To be clear, I think our discipline has been targeted by Republicans of late because of two basic realities--we are low-hanging fruit, and we end up presenting inconvenient truths. First, because of the existing PR problem that people don't know what we do, we are easy to attack. A politician hostile to any government funding of research finds it easiest to attack political scientists because we do not provide patents and other obvious markers of benefits to humankind. I would not be surprised if Flake and others did some polling before they proposed attacking NSF funding of political science--that it plays better than cutting cancer research, for instance. Second, we ask some damned inconvenient questions like: do politicians actually represent their constituents? what is the impact of foreign aid on repression? Why do people have political opinions that are counter to their interests?
Aside from making fun of lawyers, what can we do? In the short run, not a whole hell of a lot. Everything we have borrowed/stolen from the cognitive and social psychologists tell us that it is awfully hard to persuade people to change their minds. In the long run? Well, we are all dead, or so the economists tell us. In the medium run, we can perhaps do a better job of connecting our research to the problems in the world. The whole academia/policy gap that we make much noise about--the more we bridge that gap and bridge it visibly, perhaps our added value can be more apparent.

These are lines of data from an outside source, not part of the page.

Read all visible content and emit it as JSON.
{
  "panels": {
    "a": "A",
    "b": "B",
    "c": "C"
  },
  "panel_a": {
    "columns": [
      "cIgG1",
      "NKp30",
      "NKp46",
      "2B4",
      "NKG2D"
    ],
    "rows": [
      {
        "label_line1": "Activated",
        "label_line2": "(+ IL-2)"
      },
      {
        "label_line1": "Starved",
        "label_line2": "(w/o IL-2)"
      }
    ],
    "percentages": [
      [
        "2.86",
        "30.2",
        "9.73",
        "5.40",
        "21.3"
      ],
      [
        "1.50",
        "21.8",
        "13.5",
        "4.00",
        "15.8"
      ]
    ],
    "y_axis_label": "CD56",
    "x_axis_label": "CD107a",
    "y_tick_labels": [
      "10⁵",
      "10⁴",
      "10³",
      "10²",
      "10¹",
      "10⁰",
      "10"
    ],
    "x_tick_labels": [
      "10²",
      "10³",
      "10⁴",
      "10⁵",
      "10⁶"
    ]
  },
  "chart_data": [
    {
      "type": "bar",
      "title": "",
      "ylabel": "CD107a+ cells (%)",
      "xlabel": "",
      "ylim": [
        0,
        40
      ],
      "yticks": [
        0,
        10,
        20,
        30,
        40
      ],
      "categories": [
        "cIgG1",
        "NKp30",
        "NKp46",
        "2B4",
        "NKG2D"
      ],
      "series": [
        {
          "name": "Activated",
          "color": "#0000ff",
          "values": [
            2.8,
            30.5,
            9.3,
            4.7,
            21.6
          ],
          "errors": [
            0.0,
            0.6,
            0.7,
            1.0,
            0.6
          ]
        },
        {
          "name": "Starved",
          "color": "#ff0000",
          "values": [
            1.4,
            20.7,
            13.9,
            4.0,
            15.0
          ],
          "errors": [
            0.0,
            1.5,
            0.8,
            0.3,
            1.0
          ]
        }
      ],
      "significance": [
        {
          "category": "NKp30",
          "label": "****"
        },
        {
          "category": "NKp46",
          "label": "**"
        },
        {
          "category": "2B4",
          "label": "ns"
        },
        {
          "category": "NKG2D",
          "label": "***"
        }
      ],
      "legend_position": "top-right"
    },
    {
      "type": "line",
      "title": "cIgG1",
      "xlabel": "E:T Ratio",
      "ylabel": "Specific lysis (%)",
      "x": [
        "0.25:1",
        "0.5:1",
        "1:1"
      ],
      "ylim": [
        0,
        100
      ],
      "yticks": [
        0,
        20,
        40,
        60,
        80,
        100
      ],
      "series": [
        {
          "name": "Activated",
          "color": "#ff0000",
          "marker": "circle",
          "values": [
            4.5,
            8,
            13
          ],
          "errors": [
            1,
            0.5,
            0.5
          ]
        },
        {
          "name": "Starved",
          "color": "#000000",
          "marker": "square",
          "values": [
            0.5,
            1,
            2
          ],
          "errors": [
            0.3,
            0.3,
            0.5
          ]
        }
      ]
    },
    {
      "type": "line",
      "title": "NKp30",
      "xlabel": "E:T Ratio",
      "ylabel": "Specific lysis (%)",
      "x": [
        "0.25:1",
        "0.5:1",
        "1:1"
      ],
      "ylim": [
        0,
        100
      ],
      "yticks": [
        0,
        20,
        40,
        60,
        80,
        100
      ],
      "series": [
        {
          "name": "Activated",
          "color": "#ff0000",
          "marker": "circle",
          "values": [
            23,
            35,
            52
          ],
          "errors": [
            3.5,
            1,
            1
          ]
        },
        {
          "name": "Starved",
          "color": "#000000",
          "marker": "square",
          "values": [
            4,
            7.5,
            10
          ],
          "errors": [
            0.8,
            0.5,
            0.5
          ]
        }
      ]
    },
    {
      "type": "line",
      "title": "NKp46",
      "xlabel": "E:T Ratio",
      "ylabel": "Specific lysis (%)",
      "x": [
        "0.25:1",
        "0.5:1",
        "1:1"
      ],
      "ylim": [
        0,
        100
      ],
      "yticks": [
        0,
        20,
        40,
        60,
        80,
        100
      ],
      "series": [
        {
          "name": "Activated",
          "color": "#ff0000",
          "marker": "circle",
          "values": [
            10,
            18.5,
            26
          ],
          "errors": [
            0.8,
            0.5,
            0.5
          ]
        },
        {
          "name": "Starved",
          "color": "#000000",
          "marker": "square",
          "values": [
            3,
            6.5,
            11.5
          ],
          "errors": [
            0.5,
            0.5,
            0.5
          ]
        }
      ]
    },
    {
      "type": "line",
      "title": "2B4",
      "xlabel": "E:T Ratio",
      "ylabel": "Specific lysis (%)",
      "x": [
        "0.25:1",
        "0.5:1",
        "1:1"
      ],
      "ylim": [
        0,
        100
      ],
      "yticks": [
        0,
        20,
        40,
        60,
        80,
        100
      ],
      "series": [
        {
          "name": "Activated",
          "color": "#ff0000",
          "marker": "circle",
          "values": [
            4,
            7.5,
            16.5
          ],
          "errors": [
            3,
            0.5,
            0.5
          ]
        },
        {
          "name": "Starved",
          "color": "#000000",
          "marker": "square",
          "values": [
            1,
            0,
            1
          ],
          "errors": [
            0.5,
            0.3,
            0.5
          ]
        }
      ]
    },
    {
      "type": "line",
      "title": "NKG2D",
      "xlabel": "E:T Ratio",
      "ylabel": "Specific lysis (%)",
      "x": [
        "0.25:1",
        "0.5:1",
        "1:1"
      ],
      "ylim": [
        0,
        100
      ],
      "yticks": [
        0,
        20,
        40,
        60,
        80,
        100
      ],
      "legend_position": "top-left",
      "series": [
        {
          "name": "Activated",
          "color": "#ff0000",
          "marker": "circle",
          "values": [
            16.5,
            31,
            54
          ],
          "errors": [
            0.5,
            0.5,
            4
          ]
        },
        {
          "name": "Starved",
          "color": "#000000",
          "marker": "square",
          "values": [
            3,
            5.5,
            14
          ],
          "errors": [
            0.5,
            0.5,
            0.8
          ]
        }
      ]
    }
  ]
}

The good news is that we seem to be doing far more outreach now than in the past. I have lost track on occasion of all the places on the net where I write stuff. I am not alone--more and more political scientists are blogging, tweeting, and podcasting. This is all to the good, as the more and more people see what we think, get snippets of research in more digestible forms, and hear our arguments, they can see that we are not aspiring politicians or lawyers but scholars seeking to understand the political world. That politics is the making of decisions big and small that affect how communities are run (why Montreal's roads are akin to World War I battlefields), that determine that the response to the current economic crisis should be austerity, that shape interventions into Syria and other conflicts or not.
My realization tonight is that my blogging and my media appearances are not just for my own narcissism but are for the good of the profession (as long as I am not too mistaken). The more the public sees political scientists providing some insight, some perspective, the more we can change the perception of what we are and why our work is worthy of some public support if governments are going to be in the business of supporting research.
Of course, we disagree with each other as much or more than economists disagree with each other. That noise sometimes makes it hard to appreciate what we bring to the table. All we can do is convey our perspectives and hope that people see some value in our views. They don't have to agree. They certainly will not much of the time. But the more we step out of the ivory towers, the more we can influence how we are perceived. Or at least, that is my wishful thinking for this night.
What else can we do to change how political science is viewed?